Capitolo 2 - Il Bocchan Phantomhive

Capitolo 2
Il Bocchan Phantomhive

«Sebastiaaan!» urlò il ragazzino dimenandosi sulla sua sedia dall’alto schienale foderato di raso blu «Voglio il thè, straccione schifoso! Yaoi che non sei altro!»
«Yes, my lord» disse il maggiordomo, che secco secco anoressico com’era, si inchinò fino a terra «Bocchan?» chiese poi Sebastian, sbirciandolo da sotto le ciglia lunghe. I suoi occhi avevano perso la sfumature porpora e avevano più o meno il colore del sangue rappreso.
Il “Bocchan” in questione era un ragazzino piccolo, secco, vagamente effeminato. I suoi capelli corti e leggermente monacali, erano di un color topo transgenico turchino sporco ma non troppo. Coprivano in parte gli occhi, anzi l’occhio, visto che l’altro era coperto da una benda nera grande quanta metà della sua faccia. Quello visibile era (normalmente) blu, un’enorme patata blu in un viso piccolo così, ma che all’occorrenza poteva assumere un colorito vagamente violaceo, mentre l’altro lo era sempre e continuamente, solo che, sotto la benda, quando impartiva un ordine diventava un coso fluorescente nell’oscurità. Tipo occhio di gatto, ma grande quanto un gatto.

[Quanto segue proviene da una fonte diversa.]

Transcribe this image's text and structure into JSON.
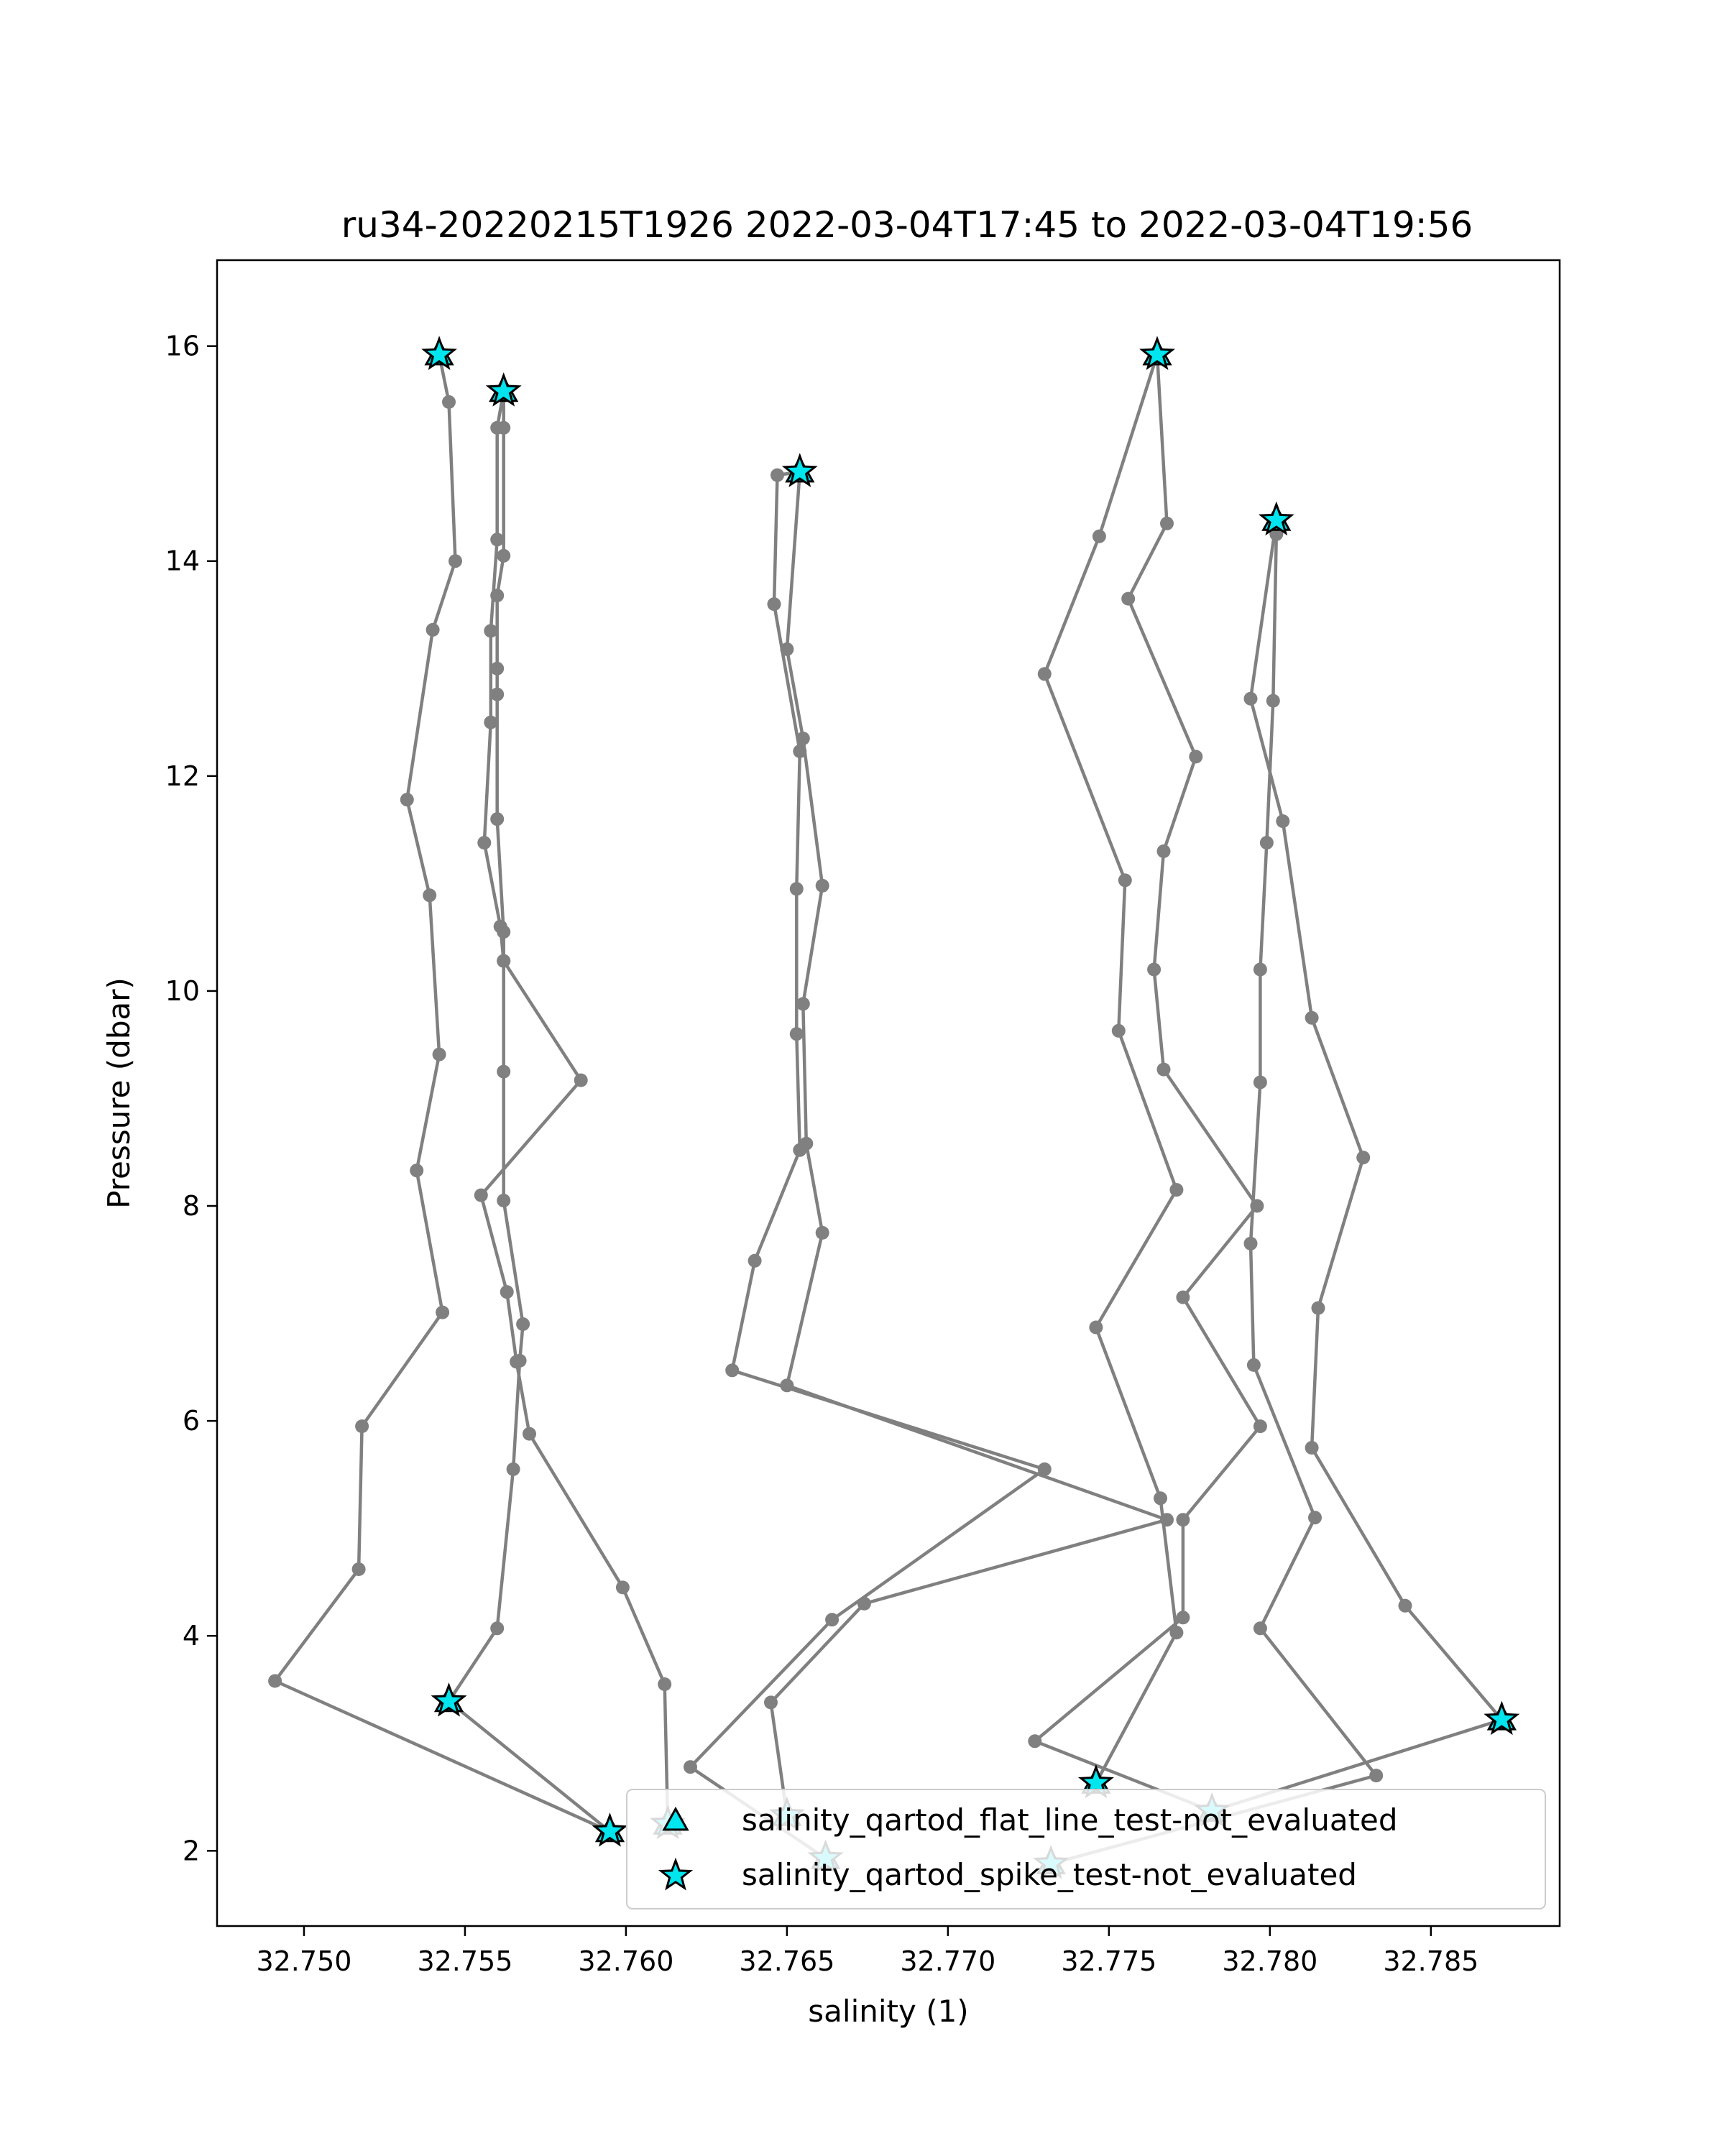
{
  "chart_data": {
    "type": "line",
    "title": "ru34-20220215T1926 2022-03-04T17:45 to 2022-03-04T19:56",
    "xlabel": "salinity (1)",
    "ylabel": "Pressure (dbar)",
    "xlim": [
      32.7473,
      32.789
    ],
    "ylim": [
      16.8,
      1.3
    ],
    "y_inverted": true,
    "xticks": [
      "32.750",
      "32.755",
      "32.760",
      "32.765",
      "32.770",
      "32.775",
      "32.780",
      "32.785"
    ],
    "yticks": [
      "2",
      "4",
      "6",
      "8",
      "10",
      "12",
      "14",
      "16"
    ],
    "grid": false,
    "legend_position": "lower-right",
    "colors": {
      "line": "#808080",
      "marker_fill": "#00e5ee",
      "marker_edge": "#000000"
    },
    "legend": [
      {
        "label": "salinity_qartod_flat_line_test-not_evaluated",
        "marker": "triangle"
      },
      {
        "label": "salinity_qartod_spike_test-not_evaluated",
        "marker": "star"
      }
    ],
    "series": [
      {
        "points": [
          [
            32.7595,
            2.18
          ],
          [
            32.7491,
            3.58
          ],
          [
            32.7517,
            4.62
          ],
          [
            32.7518,
            5.95
          ],
          [
            32.7543,
            7.01
          ],
          [
            32.7535,
            8.33
          ],
          [
            32.7542,
            9.41
          ],
          [
            32.7539,
            10.89
          ],
          [
            32.7532,
            11.78
          ],
          [
            32.754,
            13.36
          ],
          [
            32.7547,
            14.0
          ],
          [
            32.7545,
            15.48
          ],
          [
            32.7542,
            15.92
          ]
        ]
      },
      {
        "points": [
          [
            32.7595,
            2.18
          ],
          [
            32.7545,
            3.39
          ],
          [
            32.756,
            4.07
          ],
          [
            32.7565,
            5.55
          ],
          [
            32.7567,
            6.56
          ],
          [
            32.7568,
            6.9
          ],
          [
            32.7562,
            8.05
          ],
          [
            32.7562,
            9.25
          ],
          [
            32.7562,
            10.28
          ],
          [
            32.7562,
            10.55
          ],
          [
            32.756,
            11.6
          ],
          [
            32.756,
            12.76
          ],
          [
            32.756,
            13.0
          ],
          [
            32.756,
            13.68
          ],
          [
            32.7562,
            14.05
          ],
          [
            32.7562,
            15.24
          ],
          [
            32.7562,
            15.58
          ]
        ]
      },
      {
        "points": [
          [
            32.7613,
            2.25
          ],
          [
            32.7612,
            3.55
          ],
          [
            32.7599,
            4.45
          ],
          [
            32.757,
            5.88
          ],
          [
            32.7566,
            6.55
          ],
          [
            32.7563,
            7.2
          ],
          [
            32.7555,
            8.1
          ],
          [
            32.7586,
            9.17
          ],
          [
            32.7562,
            10.28
          ],
          [
            32.7561,
            10.6
          ],
          [
            32.7556,
            11.38
          ],
          [
            32.7558,
            12.5
          ],
          [
            32.7558,
            13.35
          ],
          [
            32.756,
            14.2
          ],
          [
            32.756,
            15.24
          ],
          [
            32.7562,
            15.58
          ]
        ]
      },
      {
        "points": [
          [
            32.7662,
            1.93
          ],
          [
            32.762,
            2.78
          ],
          [
            32.7664,
            4.15
          ],
          [
            32.773,
            5.55
          ],
          [
            32.7633,
            6.47
          ],
          [
            32.764,
            7.49
          ],
          [
            32.7654,
            8.52
          ],
          [
            32.7653,
            9.6
          ],
          [
            32.7653,
            10.95
          ],
          [
            32.7654,
            12.23
          ],
          [
            32.7646,
            13.6
          ],
          [
            32.7647,
            14.8
          ],
          [
            32.7654,
            14.83
          ]
        ]
      },
      {
        "points": [
          [
            32.765,
            2.33
          ],
          [
            32.7645,
            3.38
          ],
          [
            32.7674,
            4.3
          ],
          [
            32.7768,
            5.08
          ],
          [
            32.765,
            6.33
          ],
          [
            32.7661,
            7.75
          ],
          [
            32.7656,
            8.58
          ],
          [
            32.7655,
            9.88
          ],
          [
            32.7661,
            10.98
          ],
          [
            32.7655,
            12.35
          ],
          [
            32.765,
            13.18
          ],
          [
            32.7654,
            14.83
          ]
        ]
      },
      {
        "points": [
          [
            32.7732,
            1.88
          ],
          [
            32.7833,
            2.7
          ],
          [
            32.7797,
            4.07
          ],
          [
            32.7814,
            5.1
          ],
          [
            32.7795,
            6.52
          ],
          [
            32.7794,
            7.65
          ],
          [
            32.7797,
            9.15
          ],
          [
            32.7797,
            10.2
          ],
          [
            32.7799,
            11.38
          ],
          [
            32.7801,
            12.7
          ],
          [
            32.7802,
            14.25
          ],
          [
            32.7803,
            14.38
          ]
        ]
      },
      {
        "points": [
          [
            32.7782,
            2.37
          ],
          [
            32.7872,
            3.22
          ],
          [
            32.7842,
            4.28
          ],
          [
            32.7813,
            5.75
          ],
          [
            32.7815,
            7.05
          ],
          [
            32.7829,
            8.45
          ],
          [
            32.7813,
            9.75
          ],
          [
            32.7804,
            11.58
          ],
          [
            32.7794,
            12.72
          ],
          [
            32.7802,
            14.38
          ]
        ]
      },
      {
        "points": [
          [
            32.7782,
            2.37
          ],
          [
            32.7727,
            3.02
          ],
          [
            32.7773,
            4.17
          ],
          [
            32.7773,
            5.08
          ],
          [
            32.7797,
            5.95
          ],
          [
            32.7773,
            7.15
          ],
          [
            32.7796,
            8.0
          ],
          [
            32.7767,
            9.27
          ],
          [
            32.7764,
            10.2
          ],
          [
            32.7767,
            11.3
          ],
          [
            32.7777,
            12.18
          ],
          [
            32.7756,
            13.65
          ],
          [
            32.7768,
            14.35
          ],
          [
            32.7765,
            15.92
          ]
        ]
      },
      {
        "points": [
          [
            32.7746,
            2.63
          ],
          [
            32.7771,
            4.03
          ],
          [
            32.7766,
            5.28
          ],
          [
            32.7746,
            6.87
          ],
          [
            32.7771,
            8.15
          ],
          [
            32.7753,
            9.63
          ],
          [
            32.7755,
            11.03
          ],
          [
            32.773,
            12.95
          ],
          [
            32.7747,
            14.23
          ],
          [
            32.7765,
            15.92
          ]
        ]
      }
    ],
    "spike_markers": [
      [
        32.7595,
        2.18
      ],
      [
        32.7613,
        2.25
      ],
      [
        32.7545,
        3.39
      ],
      [
        32.7662,
        1.93
      ],
      [
        32.765,
        2.33
      ],
      [
        32.7732,
        1.88
      ],
      [
        32.7782,
        2.37
      ],
      [
        32.7746,
        2.63
      ],
      [
        32.7872,
        3.22
      ],
      [
        32.7542,
        15.92
      ],
      [
        32.7562,
        15.58
      ],
      [
        32.7654,
        14.83
      ],
      [
        32.7765,
        15.92
      ],
      [
        32.7802,
        14.38
      ]
    ]
  }
}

Era vestito in una maniera che in dialetto calabrese definirebbero “n’suvaratu”, ma che, per noi comuni italiani non-calabresi sarebbe all’antica ma lucido, pomposo, nastrinoso e fiocchettoso, se mi permettete i termini. Non un solo granellino di polvere albergava sul suo abbigliamento uniformemente turchino, non una macchiolina sulle scarpe legnose con un tacco di sei centimetri (e Ciel era molto basso così com’era conciato). Oh, no, c’era un granello di polvere!
Sebastian, veloce come la luce, fulmineo e felino, soffiò sulla polvere che abbandonò il vestito.
Il Bocchan lo guardò con un fulmisguardo, si, come quelli dei pokèmon. Aveva la bocca storta in un’espressione contrariata, una di quelle espressioni da anime che fanno ridacchiare.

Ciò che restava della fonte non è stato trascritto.